В сени с улицы зашла тетя Лиза. В желтом сарафане и белой косынке. Все трое подпрыгнули на месте. Но Сашка тут же обрадовался и подбежал к маме:
– Играем в прятки! Я их нашел.
Она улыбнулась ему, почесывающему бока. Ее взгляд скользнул с погодок на замершую дверцу.
– В чулан не залезайте, ладно. А то Саша с вами. Ему нельзя – там пыльно. Задыхаться будет, – попросила тетя Лиза добродушно, но так, что легко было догадаться – повторять это снова она не собирается. – И не слишком бегайте, хорошо. Он потеет и чешется.
Женя и Катя привычно закивали. Сашка на последнем слове быстро убрал руки за спину. Тетушка подошла к дверце чулана и накинула крючок. Шагнула в кухню, но тут же высунулась и странно посмотрела на Женька.
– Ты почему голый?
– Так это… жарко просто, – придумал он. А чего бы, собственно, и нет. Жар с лица еще не спал, и сердце так же колотилось.
Тетя Лиза усмехнулась и скрылась в двери. Затем с кухни донеслось:
– Идите давайте. Обедать будем.
После обеда Женя достал из рюкзака новую футболку. Катька с веселым непониманием спросила, зачем он вообще снял футболку в чулане.

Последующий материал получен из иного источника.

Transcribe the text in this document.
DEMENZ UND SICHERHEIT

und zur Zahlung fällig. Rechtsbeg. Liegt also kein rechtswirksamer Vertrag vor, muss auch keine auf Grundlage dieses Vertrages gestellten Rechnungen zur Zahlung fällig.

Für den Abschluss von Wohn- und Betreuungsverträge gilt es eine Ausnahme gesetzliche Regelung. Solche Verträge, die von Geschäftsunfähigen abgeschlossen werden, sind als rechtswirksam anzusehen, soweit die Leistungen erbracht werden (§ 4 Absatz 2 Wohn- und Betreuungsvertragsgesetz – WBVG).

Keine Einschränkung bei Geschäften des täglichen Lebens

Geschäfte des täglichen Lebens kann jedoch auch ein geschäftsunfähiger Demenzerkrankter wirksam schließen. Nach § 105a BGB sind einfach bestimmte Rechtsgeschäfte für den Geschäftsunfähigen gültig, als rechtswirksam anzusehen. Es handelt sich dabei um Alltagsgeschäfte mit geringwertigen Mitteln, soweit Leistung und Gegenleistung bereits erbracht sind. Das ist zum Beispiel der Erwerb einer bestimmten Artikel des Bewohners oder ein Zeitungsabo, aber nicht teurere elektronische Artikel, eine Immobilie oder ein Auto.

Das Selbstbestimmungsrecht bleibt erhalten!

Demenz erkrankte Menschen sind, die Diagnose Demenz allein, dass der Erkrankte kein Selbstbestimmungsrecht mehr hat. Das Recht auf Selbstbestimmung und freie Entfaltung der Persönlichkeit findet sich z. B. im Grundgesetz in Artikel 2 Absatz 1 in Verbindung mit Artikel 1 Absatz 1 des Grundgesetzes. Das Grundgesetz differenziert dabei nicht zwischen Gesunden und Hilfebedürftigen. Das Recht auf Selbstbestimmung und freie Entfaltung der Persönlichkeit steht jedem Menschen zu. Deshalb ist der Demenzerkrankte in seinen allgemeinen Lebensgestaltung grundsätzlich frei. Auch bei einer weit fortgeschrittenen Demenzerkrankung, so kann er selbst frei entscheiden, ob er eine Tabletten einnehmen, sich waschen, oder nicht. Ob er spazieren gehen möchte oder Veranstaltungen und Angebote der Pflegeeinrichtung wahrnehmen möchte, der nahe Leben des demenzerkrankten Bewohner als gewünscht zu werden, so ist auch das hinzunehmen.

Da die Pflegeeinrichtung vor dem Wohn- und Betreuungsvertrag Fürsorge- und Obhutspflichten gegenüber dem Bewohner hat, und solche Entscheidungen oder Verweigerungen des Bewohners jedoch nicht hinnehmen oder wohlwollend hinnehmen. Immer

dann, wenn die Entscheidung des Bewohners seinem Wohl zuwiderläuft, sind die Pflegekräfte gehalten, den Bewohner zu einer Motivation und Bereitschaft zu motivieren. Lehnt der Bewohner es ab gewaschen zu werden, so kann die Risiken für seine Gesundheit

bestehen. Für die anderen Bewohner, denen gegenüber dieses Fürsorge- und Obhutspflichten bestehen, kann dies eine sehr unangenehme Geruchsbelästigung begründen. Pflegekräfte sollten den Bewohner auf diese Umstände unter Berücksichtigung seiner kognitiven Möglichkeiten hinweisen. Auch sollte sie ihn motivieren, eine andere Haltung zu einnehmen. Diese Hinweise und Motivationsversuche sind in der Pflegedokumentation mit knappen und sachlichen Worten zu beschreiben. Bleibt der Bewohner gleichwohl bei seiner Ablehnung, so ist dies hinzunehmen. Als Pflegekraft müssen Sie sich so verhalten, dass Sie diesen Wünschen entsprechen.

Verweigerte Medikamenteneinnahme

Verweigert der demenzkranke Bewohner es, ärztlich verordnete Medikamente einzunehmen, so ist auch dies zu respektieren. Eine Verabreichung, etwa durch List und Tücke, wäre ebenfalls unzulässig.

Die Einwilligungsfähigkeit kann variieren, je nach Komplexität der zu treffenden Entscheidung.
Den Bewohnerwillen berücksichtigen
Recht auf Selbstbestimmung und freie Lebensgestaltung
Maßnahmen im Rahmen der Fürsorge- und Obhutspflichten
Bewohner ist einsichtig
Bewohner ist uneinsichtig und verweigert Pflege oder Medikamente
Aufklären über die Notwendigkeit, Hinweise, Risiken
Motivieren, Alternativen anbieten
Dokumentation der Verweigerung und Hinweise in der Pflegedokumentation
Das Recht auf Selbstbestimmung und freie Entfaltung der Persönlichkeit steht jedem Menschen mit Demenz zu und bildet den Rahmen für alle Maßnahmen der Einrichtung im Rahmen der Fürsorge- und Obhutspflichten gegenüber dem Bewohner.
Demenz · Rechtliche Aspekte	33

– Ты что, не видела? Меня за нее… ну, это… Зацепилась, в общем, она, – договорил он, просунув голову в большую дырку для головы и руки – в маленькие для рук.
– Зацепилась? За что? – Катька чуть нахмурилась и скосила взгляд, словно вернулась в памяти к тому моменту.
– Не знаю, видела же – темно было.
– А что просто не отцепился? Взял и футболку выбросил, – сестренка хохотнула.
– Так это… там же, Сашка же… – Катина улыбка стала еще шире, и Женек разозлился. – Вообще, думал, ты мне поможешь, гляжу – а ты уже вылетела за порог как ненормальная. Что, Крюгера увидела?